Google was founded on core principles, and so it isn’t at all surprising to hear the CEO talk about making decisions on the basis of values that are important to the company and its leaders, and focused on the needs of its customers. Unfortunately, not all associations make decisions in the same way, sometimes allowing the expedient choice to overrule the wise one.

How would your association’s work be different if strategic decision-making were guided by a set of core beliefs, principles or values?

Google is an unconventional company, and I have always believed associations can learn a great deal from its unique ways of thinking and doing. My challenge to association leaders is to reflect on these rules and questions, and have serious conversations about them within your organizations. Be sure to read the entire Google article in Wired UK … it is well worth your time. And please join the discussion of this topic by posting a comment.

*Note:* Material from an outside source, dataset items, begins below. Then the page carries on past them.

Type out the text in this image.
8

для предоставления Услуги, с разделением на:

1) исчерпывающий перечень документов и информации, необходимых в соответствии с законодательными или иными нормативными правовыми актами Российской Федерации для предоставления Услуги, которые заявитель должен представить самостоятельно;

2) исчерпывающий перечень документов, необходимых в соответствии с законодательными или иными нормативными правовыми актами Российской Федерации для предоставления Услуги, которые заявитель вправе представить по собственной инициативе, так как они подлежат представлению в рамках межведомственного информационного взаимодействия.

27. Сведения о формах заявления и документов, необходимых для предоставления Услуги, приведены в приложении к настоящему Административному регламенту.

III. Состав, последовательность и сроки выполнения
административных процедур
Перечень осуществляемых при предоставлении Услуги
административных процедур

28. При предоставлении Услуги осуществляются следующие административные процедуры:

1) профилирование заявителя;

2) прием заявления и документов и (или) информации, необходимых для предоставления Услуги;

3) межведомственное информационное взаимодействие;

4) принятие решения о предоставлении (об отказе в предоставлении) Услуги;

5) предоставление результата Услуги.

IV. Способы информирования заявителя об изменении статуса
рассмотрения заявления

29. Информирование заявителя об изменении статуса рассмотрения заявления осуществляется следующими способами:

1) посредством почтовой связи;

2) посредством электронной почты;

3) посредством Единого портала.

Editor-at-Large note: This is my first post to SmartBlog Insights, and I am especially grateful to my SmartBrief colleagues, J.P. Moery and Jessica Strelitz, for inviting me to serve as editor-at-large. This role means more to me than a picture and bio on the sidebar. By serving in this capacity, I accept a measure of responsibility for all of the words that are published here, and I urge you to contact me with your feedback on how we’re doing. You can reach me at jeff@principledinnovation.com. I look forward to hearing from you!

Oh, and one more thing: In the interest of full disclosure, you should know that I own a small number of shares in Google, emphasis on the phrase “small number.”